The pathogenic mechanisms responsible for the production of anti-CAMs antibodies in GBS and CIDP patients are still elusive. Thus far, no clear correlation has been drawn between infectious agents and the presence of anti-CAMs antibodies. It is worth noting that an outbreak of polyradiculoneuropathy has been reported in a swine abattoir and was caused by aerosolized brain tissue (Meeusen et al., 2012). Nineteen of these patients presented antibodies to the VGKC-complex, and 2 out of 19 recognized Caspr-2. This emphasizes that the mechanisms leading to the production of anti-CAM IgG may be very broad as well as the number of target antigens, and the sub-forms of GBS and CIDP.

Antibodies against NF186 have also been reported in patients with acute motor axonal neuropathy (AMAN; Devaux et al., 2012). AMAN is the most predominant form of GBS in China and Japan, and is characterized by extensive axonal degeneration. Most patients with AMAN show antibodies against the gangliosides GM1, GD1a, and GalNAc-GD1a (Yuki et al., 1997; Kuwabara et al., 1998; Ho et al., 1999). It is currently suspected that these antibodies bind the nodes of Ranvier and fix complement, then induce node elongation and axonal degeneration (Hafer-Macko et al., 1996a; Paparounas et al., 1999; O’Hanlon et al., 2003). In keeping, rabbits sensitized against GM1 develop an axonal neuropathy similar to AMAN (Susuki et al., 2003). In these animals, the deposition of anti-GM1 antibodies and complement at nodes results in the disruption of the Nav channel clusters and in conduction block (Susuki et al., 2007b). In addition, anti-GD1a antibodies can induce node disruption in vivo and in vitro (McGonigal et al., 2010; Susuki et al., 2012). These findings indicate that autoimmune attack against the nodes of Ranvier can induce conduction deficits and cause human neuropathies. Thus far, it is unclear whether anti-NF186 antibodies also participate to the etiology of AMAN. The passive transfer of anti-NF186 IgG has been found to exacerbate the axonal loss in EAE (Mathey et al., 2007; Lindner et al., 2013). Because NF186 is located on the axolemma at PNS nodes, we can suspect that antibodies directed against this protein might also induce nodal disruption and axonal degeneration in peripheral nerves. It is thus plausible that in AMAN patients, a broad immune reaction against nodal glycolipids and glycoproteins is responsible for the pathology.
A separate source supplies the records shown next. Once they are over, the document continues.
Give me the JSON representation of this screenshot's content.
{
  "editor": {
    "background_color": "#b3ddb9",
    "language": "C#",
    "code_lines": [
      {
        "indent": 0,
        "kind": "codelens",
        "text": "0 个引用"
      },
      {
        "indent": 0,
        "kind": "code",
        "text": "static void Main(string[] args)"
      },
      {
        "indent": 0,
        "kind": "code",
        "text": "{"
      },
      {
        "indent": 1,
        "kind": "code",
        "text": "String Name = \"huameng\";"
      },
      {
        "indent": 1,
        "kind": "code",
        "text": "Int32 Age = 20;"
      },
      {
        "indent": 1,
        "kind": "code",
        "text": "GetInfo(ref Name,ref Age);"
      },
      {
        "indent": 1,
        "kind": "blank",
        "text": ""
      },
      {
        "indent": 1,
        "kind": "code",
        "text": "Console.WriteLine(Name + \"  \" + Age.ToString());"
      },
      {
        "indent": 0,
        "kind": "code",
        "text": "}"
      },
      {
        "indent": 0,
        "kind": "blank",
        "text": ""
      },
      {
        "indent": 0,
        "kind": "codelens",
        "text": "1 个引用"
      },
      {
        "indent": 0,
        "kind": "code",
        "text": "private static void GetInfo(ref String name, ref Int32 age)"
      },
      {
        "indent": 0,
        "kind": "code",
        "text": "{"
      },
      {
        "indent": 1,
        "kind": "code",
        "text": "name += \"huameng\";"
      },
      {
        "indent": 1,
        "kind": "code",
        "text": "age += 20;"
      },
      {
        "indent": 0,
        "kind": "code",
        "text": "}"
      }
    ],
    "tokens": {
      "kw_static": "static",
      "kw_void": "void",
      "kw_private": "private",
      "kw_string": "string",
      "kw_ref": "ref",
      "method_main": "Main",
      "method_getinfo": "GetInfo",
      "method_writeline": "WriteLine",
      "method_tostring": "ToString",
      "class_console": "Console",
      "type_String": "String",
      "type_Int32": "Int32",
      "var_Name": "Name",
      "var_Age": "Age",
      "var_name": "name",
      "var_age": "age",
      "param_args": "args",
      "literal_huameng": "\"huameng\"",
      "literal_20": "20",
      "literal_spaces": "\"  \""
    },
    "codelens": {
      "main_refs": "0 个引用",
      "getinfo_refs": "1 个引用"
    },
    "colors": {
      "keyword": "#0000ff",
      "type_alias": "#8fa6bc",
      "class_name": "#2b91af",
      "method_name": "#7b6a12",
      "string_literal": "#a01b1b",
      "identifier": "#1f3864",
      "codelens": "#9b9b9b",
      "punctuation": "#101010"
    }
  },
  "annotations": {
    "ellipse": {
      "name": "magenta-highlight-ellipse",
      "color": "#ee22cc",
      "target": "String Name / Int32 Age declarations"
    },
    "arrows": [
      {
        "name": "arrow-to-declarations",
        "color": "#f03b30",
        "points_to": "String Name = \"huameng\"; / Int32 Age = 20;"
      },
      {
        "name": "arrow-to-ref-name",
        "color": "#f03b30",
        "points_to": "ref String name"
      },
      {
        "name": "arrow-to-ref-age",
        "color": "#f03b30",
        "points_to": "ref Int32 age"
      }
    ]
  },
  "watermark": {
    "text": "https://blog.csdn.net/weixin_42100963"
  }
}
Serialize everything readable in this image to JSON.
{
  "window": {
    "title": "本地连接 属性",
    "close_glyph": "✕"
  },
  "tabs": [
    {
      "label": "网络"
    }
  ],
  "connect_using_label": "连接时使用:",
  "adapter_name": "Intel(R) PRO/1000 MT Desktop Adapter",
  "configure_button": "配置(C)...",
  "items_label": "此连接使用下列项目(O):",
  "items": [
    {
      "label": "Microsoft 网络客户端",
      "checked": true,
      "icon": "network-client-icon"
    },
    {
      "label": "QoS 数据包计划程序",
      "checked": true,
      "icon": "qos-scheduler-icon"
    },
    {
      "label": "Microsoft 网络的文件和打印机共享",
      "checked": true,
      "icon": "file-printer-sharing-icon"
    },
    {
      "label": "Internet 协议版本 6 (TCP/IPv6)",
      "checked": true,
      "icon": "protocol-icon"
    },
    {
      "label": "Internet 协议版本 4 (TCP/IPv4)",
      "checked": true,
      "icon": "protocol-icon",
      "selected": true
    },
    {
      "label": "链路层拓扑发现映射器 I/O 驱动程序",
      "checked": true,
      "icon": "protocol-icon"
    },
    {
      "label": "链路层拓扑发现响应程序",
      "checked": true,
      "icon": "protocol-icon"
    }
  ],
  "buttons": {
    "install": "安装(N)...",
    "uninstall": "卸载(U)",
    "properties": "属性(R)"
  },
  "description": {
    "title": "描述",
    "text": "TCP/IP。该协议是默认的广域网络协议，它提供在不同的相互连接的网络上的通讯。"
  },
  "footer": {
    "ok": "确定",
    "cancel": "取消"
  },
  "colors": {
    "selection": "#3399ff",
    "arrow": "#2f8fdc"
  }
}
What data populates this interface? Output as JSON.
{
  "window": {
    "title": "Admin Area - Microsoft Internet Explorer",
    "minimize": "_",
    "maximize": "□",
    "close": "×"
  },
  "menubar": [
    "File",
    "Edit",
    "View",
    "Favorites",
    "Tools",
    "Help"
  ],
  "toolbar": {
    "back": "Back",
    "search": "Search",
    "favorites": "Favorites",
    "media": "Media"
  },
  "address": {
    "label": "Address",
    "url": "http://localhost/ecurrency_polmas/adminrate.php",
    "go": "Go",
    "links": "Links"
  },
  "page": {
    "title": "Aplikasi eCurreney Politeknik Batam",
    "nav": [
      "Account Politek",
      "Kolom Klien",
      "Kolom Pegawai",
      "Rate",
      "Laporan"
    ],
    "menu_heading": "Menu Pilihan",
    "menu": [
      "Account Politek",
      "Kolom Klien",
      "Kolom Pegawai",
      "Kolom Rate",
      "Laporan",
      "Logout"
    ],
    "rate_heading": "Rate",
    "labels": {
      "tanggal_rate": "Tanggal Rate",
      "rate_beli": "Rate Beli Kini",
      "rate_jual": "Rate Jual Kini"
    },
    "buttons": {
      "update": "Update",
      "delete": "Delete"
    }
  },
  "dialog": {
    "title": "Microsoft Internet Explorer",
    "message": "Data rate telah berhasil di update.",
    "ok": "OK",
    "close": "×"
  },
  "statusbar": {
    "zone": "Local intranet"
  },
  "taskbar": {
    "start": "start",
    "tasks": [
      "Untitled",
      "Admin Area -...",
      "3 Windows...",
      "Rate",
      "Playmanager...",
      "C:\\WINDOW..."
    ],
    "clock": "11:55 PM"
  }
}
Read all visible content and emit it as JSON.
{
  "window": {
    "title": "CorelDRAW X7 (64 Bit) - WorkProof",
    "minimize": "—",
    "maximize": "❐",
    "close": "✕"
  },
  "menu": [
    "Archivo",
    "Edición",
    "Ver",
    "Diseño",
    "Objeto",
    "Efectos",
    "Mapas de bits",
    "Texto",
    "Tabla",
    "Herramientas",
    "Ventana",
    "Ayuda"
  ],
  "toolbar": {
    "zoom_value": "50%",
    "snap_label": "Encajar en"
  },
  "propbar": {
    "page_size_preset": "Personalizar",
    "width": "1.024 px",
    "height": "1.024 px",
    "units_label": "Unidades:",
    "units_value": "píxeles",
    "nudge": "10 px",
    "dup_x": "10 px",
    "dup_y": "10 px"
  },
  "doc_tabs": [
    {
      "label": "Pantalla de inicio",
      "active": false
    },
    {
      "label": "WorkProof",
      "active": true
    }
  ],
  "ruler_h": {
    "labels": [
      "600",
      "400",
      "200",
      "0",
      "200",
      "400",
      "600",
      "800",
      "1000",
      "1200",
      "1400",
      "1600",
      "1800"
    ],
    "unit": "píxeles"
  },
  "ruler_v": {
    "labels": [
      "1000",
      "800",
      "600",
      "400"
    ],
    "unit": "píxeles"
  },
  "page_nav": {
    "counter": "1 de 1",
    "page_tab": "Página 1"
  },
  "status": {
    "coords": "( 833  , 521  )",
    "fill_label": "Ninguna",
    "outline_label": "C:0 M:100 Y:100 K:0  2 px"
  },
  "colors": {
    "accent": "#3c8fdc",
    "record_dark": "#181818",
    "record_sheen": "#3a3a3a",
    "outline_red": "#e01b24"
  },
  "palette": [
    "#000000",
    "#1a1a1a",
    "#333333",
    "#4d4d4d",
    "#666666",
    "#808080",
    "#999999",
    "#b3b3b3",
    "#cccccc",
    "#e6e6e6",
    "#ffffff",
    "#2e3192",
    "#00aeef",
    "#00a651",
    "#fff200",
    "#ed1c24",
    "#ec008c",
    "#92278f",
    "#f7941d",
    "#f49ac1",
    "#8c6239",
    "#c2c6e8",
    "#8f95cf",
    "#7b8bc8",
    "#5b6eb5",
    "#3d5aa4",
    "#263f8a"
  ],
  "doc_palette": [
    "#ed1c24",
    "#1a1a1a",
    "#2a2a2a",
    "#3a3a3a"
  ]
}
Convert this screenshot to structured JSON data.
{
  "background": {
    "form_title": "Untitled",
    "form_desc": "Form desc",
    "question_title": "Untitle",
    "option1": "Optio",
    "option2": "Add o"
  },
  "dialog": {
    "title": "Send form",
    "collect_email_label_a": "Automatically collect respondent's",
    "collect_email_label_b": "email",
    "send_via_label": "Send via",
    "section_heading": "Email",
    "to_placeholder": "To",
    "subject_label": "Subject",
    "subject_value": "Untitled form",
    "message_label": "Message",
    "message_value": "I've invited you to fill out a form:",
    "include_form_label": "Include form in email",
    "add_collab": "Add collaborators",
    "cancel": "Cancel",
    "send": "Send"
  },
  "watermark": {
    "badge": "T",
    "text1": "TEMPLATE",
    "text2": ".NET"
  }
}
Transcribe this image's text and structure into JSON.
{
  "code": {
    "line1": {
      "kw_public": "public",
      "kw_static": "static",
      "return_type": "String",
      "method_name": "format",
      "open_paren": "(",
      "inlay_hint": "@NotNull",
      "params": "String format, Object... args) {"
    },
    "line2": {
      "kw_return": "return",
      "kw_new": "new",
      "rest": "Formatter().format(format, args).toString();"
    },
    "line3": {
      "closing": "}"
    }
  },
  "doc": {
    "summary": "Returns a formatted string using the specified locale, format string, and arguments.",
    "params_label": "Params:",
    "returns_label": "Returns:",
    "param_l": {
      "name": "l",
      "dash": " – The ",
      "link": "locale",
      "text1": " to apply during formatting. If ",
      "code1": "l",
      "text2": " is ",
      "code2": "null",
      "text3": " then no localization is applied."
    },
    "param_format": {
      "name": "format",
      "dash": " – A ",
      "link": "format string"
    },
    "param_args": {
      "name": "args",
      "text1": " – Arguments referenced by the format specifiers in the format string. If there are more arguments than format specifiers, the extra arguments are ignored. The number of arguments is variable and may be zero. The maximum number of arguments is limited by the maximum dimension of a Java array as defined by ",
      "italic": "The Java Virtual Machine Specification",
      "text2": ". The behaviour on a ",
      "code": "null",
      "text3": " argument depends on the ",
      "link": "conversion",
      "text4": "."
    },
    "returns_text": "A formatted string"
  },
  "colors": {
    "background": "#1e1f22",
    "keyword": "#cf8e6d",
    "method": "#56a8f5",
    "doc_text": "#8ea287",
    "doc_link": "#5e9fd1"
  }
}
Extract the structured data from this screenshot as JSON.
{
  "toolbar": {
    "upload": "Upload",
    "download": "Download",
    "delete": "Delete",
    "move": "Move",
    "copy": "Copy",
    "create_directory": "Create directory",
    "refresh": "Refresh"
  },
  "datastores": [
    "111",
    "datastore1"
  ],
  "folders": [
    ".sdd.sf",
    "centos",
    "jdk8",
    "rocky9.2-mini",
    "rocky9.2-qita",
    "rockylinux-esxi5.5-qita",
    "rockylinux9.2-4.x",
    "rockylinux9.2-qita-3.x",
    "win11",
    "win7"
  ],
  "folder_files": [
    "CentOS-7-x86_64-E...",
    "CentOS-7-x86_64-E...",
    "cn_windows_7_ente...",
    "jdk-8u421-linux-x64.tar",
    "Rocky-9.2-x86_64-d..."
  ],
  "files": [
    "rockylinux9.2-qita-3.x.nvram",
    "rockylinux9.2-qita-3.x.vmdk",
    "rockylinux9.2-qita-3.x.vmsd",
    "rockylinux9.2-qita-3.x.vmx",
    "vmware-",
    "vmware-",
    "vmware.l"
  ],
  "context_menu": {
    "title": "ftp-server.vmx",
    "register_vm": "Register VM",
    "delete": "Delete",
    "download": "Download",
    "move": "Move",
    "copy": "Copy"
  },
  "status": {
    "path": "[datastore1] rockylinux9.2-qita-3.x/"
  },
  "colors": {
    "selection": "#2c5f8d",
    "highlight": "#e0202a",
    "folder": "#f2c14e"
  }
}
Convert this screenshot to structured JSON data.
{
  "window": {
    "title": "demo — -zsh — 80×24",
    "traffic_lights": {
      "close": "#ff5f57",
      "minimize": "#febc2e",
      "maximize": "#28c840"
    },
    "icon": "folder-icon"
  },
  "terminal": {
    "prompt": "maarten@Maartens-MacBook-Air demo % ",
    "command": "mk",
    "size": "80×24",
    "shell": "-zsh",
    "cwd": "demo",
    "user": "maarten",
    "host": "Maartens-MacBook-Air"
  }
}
It is worth noting that many axonal neuropathies are associated with node dysfunctions, and are now classified as nodo-paranodopathies (Uncini et al., 2013). For instance, antibodies to GD1b are associated with acute sensory ataxic neuropathy (Pan et al., 2001; Notturno et al., 2008) and result in nodal disruption and axonal degeneration of sensory axons in rabbits (Susuki et al., 2012). Also, alterations of the nodes of Ranvier have been documented in biopsies from patients with chronic idiopathic axonal polyneuropathies (Cifuentes-Diaz et al., 2011b). It would thus be interesting to determine the prevalence of antibodies against nodal/paranodal CAMs in these, but also in other idiopathic neuropathies.